11:30 – 12:00 PM FIT-FOR-REUSE WATER FROM FROTH TREATMENT TAILINGS THROUGH NOVEL HYDROCARBON REMOVAL, ULTRAFILTRATION AND OXIDATION TECHNOLOGIES Room: Palomino Hall D-E

Scott Nelson, Titanium Corporation Titanium Corporation has developed its proprietary Creating Value from Waste (CVW) process to recover minerals, bitumen and solvent from tailings generated by oil sands froth treatment operations. These tailings are currently going to waste. Titanium has undertaken an R&D programme, culminating in a four year demonstration pilot conducted at CanmetENERGY’s Devon Research Centre, aimed at improving the quality of process affected water in froth treatment tailings to determine whether it can be integrated into utility applications, thereby presenting an opportunity to reduce raw water imports from the Athabasca River. The objective of this study was to demonstrate technologies to reduce the amount of hydrocarbon contaminants, including dissolved organic acids, in water recovered from froth treatment tailings. Such reductions were largely sought using novel filtration media and photocatalytic treatment that offer advantages over conventional technologies.

BREAKOUT STREAM: OSPW PASSIVE TREATMENT TECHNOLOGIES10:20 – 10:50 AM SOLAR PHOTOCATALYTIC DEGRADATION OF NAPHTHENIC ACIDS IN OIL SANDS PROCESS-AFFECTED WATER Room: Palomino Hall F-H

Tim Lashuk, University of Waterloo Bitumen mining in the Canadian oil sands generates large volumes of oil sands process affected water (OSPW), the toxicity of which is due in part to naphthenic acids (NAs) and other acid extractable organics (AEO), which are highly persistent organic pollutants resistant to many attempted forms of treatment. Photocatalysis over titanium dioxide (TiO2) nanoparticles is a powerful and inexpensive alternative to current water remediation technologies for the treatment of such difficult pollutants. Photocatalysis operates through the light-driven oxidative decomposition of organic contaminants into innocuous compounds that can be safely discharged into the environment. The objective of this work was to evaluate the potential of solar photocatalysis over TiO2 to remove AEO from OSPW.
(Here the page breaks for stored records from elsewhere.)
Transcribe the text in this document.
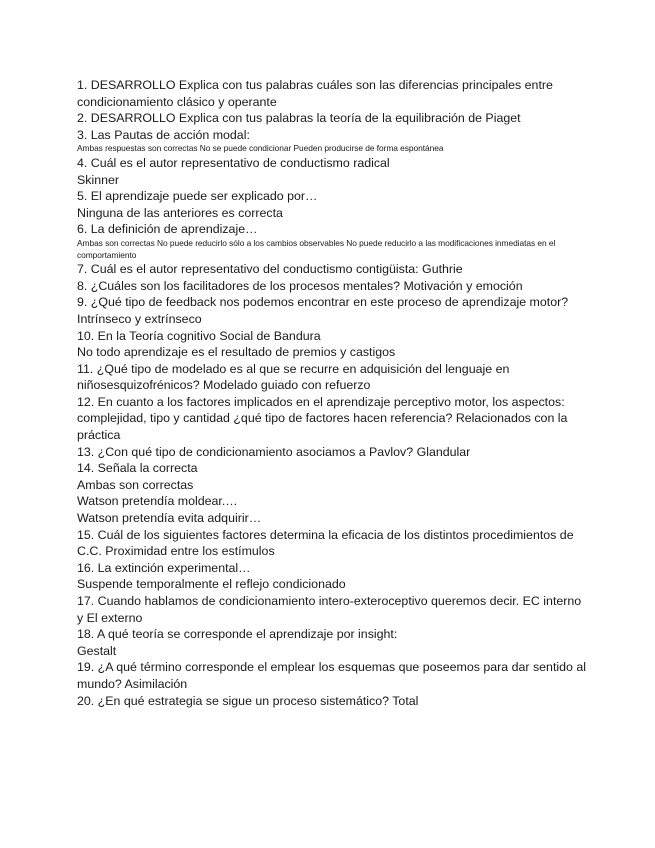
1. DESARROLLO Explica con tus palabras cuáles son las diferencias principales entre condicionamiento clásico y operante
2. DESARROLLO Explica con tus palabras la teoría de la equilibración de Piaget
3. Las Pautas de acción modal:
Ambas respuestas son correctas No se puede condicionar Pueden producirse de forma espontánea
4. Cuál es el autor representativo de conductismo radical
Skinner
5. El aprendizaje puede ser explicado por…
Ninguna de las anteriores es correcta
6. La definición de aprendizaje…
Ambas son correctas No puede reducirlo sólo a los cambios observables No puede reducirlo a las modificaciones inmediatas en el comportamiento
7. Cuál es el autor representativo del conductismo contigüista: Guthrie
8. ¿Cuáles son los facilitadores de los procesos mentales? Motivación y emoción
9. ¿Qué tipo de feedback nos podemos encontrar en este proceso de aprendizaje motor? Intrínseco y extrínseco
10. En la Teoría cognitivo Social de Bandura
No todo aprendizaje es el resultado de premios y castigos
11. ¿Qué tipo de modelado es al que se recurre en adquisición del lenguaje en niñosesquizofrénicos? Modelado guiado con refuerzo
12. En cuanto a los factores implicados en el aprendizaje perceptivo motor, los aspectos: complejidad, tipo y cantidad ¿qué tipo de factores hacen referencia? Relacionados con la práctica
13. ¿Con qué tipo de condicionamiento asociamos a Pavlov? Glandular
14. Señala la correcta
Ambas son correctas
Watson pretendía moldear.…
Watson pretendía evita adquirir…
15. Cuál de los siguientes factores determina la eficacia de los distintos procedimientos de C.C. Proximidad entre los estímulos
16. La extinción experimental…
Suspende temporalmente el reflejo condicionado
17. Cuando hablamos de condicionamiento intero-exteroceptivo queremos decir. EC interno y El externo
18. A qué teoría se corresponde el aprendizaje por insight:
Gestalt
19. ¿A qué término corresponde el emplear los esquemas que poseemos para dar sentido al mundo? Asimilación
20. ¿En qué estrategia se sigue un proceso sistemático? Total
10:55 – 11:25 AM ALGAL-BASED REMEDIATION STRATEGY FOR DETOXIFICATION OF OIL SANDS PROCESS-AFFECTED WATER Room: Palomino Hall F-H

Lindsay Clothier, University of Calgary The main objective of this research was to develop a passive treatment to detoxify oil sands process affected water (OSPW) using indigenous photosynthetic and non-photosynthetic microorganisms. Microbial growth in OSPW was stimulated using phosphate and light exposure. Toxicity assays (Microtox®, Yeast, etc.) were conducted to determine the efficacy of the remediation strategy. Due to the complexity of organics found in OSPW, this research aimed to investigate different components of the acid extractable organics (AEO) fractions to determine which compounds may be contributing to the observed toxicity of OSPW. Analysis of the AEO fraction by Gas Chromatography – Mass Spectrometry (GCMS) and Fourier Transform Ion Cyclotron Resonance – Mass Spectrometry (FTICRMS) was used to identify key components contributing to toxicity (naphthenic acids, sulfur containing compounds, etc.). This research is aimed at identifying which components contribute to toxicity in OSPW, determining the mode of action of these toxic components, and establishing a passive treatment to reduce these components in order to remediate OSPW.

11:30 – 12:00 PM MONITORING CHEMICAL FLUX ACROSS FINE TAILINGS-CAP WATER INTERFACE IN MESOCOLUMNS SIMULATING AN END PIT LAKE (VOLUMES AT SYNCRUDE) Room: Palomino Hall F-H

Kai Wei, University of Alberta Oil sands activity in northern Alberta produces large volumes of fine tailings during bitumen extraction from surface-mined oil sands ores. Fluid fine tailings (FFT), comprised of water, fine clays and unrecovered hydrocarbons, accumulate in tailings ponds. Because FFT in ponds take decades to dewater, their growing inventory (>975 million m3) impels operators to seek alternative management strategies. End Pit Lakes (EPLs) with FFT below a water cap in closed mine pits, are one such option. The expectation is that EPLs will develop into self-sustaining aquatic ecosystems through natural attenuation. Potential issues may include movement of contaminants of potential concern (COPCs) from the FFT into the overlying cap water driven by microbial methanogenic activity that alters FFT porewater chemistry by altering the solid phase of FFT (Siddique et al. 2014. Front. Microbiol. 5:106; Siddique et al. 2014. Front. Microbiol. 5:107). The aim of this work is to evaluate the feasibility of EPLs as reclamation landforms by quantifying the flux of COPCs from underlying FFT into the overlying cap water.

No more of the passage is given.